I believe this issue is rooted in our human tendency to adapt to our situations by following certain cues. For example, when we arrive at BYU, we learn social norms, whether it’s proper roommate etiquette or what to call campus buildings. Unfortunately, one of these norms seems to be a disdain for class work. On one side, there’s an eager-to-learn freshman subconsciously asking, “How should I feel about my education?” On the other side, there are countless upperclassmen and other freshmen audibly responding with answers found in the first paragraph of this article. How does the freshman respond? Typically, he or she joins the ranks of students who appear to tolerate their schoolwork at best. If the eagerness to learn remains, it is kept well hidden by the fear of awkwardness that would come from sharing it.

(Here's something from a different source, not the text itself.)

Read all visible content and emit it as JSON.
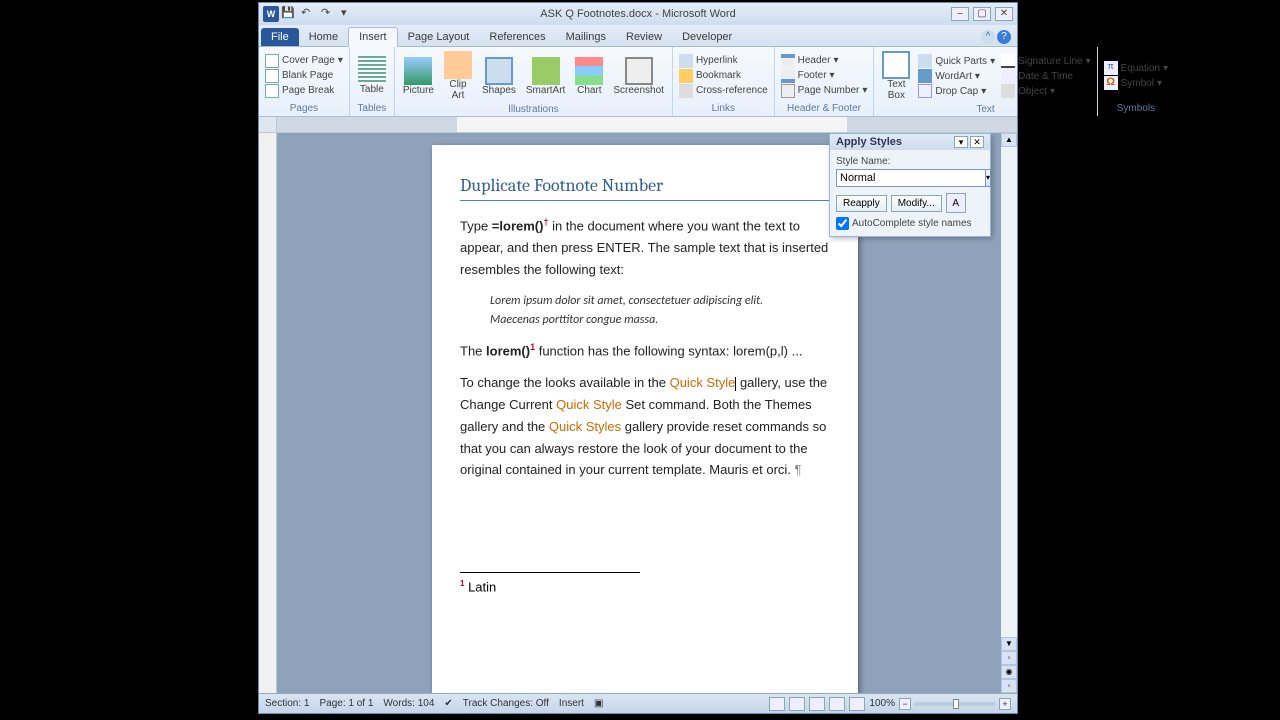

Perhaps you think this is a gross exaggeration, or that the idea of joyfully studious students is a hopeless ideal. But at an institution where our motto begins with “enter to learn,” and predominantly as part of a religion which claims “the glory of God is intelligence,” this ideal should be the reality. Education is more than jumping through the hoops of class, homework, and exams — it is an intellectual adventure, a way to equip yourself with the tools necessary to change the world. If you pursue your education with the intent to “get by,” you will walk away from BYU with a degree. But if you pursue it with an appetite for wisdom instead of grades, with the end goal of service and not simply completion, you will walk away with power and freedom and passion. I think it’s time that our attitudes and language begin to reflect this second way of thinking, because I for one would rather have power than just an 8 ½-by-11-inch sheet of paper.

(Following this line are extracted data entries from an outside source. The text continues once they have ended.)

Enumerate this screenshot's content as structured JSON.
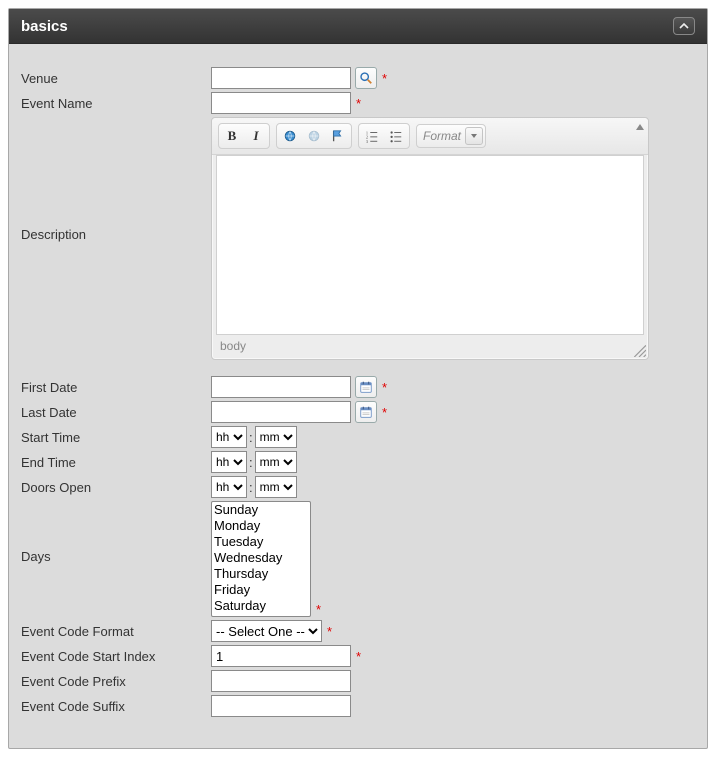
{
  "section": {
    "title": "basics"
  },
  "labels": {
    "venue": "Venue",
    "eventName": "Event Name",
    "description": "Description",
    "firstDate": "First Date",
    "lastDate": "Last Date",
    "startTime": "Start Time",
    "endTime": "End Time",
    "doorsOpen": "Doors Open",
    "days": "Days",
    "eventCodeFormat": "Event Code Format",
    "eventCodeStartIndex": "Event Code Start Index",
    "eventCodePrefix": "Event Code Prefix",
    "eventCodeSuffix": "Event Code Suffix"
  },
  "values": {
    "venue": "",
    "eventName": "",
    "description": "",
    "firstDate": "",
    "lastDate": "",
    "eventCodeStartIndex": "1",
    "eventCodePrefix": "",
    "eventCodeSuffix": ""
  },
  "required_marker": "*",
  "rte": {
    "formatLabel": "Format",
    "pathLabel": "body"
  },
  "time": {
    "hhPlaceholder": "hh",
    "mmPlaceholder": "mm",
    "colon": ":"
  },
  "daysOptions": [
    "Sunday",
    "Monday",
    "Tuesday",
    "Wednesday",
    "Thursday",
    "Friday",
    "Saturday"
  ],
  "eventCodeFormat": {
    "selected": "-- Select One --",
    "options": [
      "-- Select One --"
    ]
  }
}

For those who agree, I invite you to open up and begin this much-needed change at BYU. Share what you’re learning, engage in intelligent conversations, do more than “get by,” and be proud of it! It seems there are fewer scholars who take pride in their work than there are slackers who take pride in their lack of work. It may be awkward to speak up at first, but your voice and mine have the power to create an atmosphere so conducive to true education that our peers will actually want to join our ranks — joyfully studious students, free to express our undying love for learning.

W.B. Yeats once said, “Education is not the filling of a pail, but the lighting of a fire.” As such, it can be shared without diminishing the original flame. Not only can we feed this fire in ourselves while at BYU, but we can and ought to encourage others to do the same.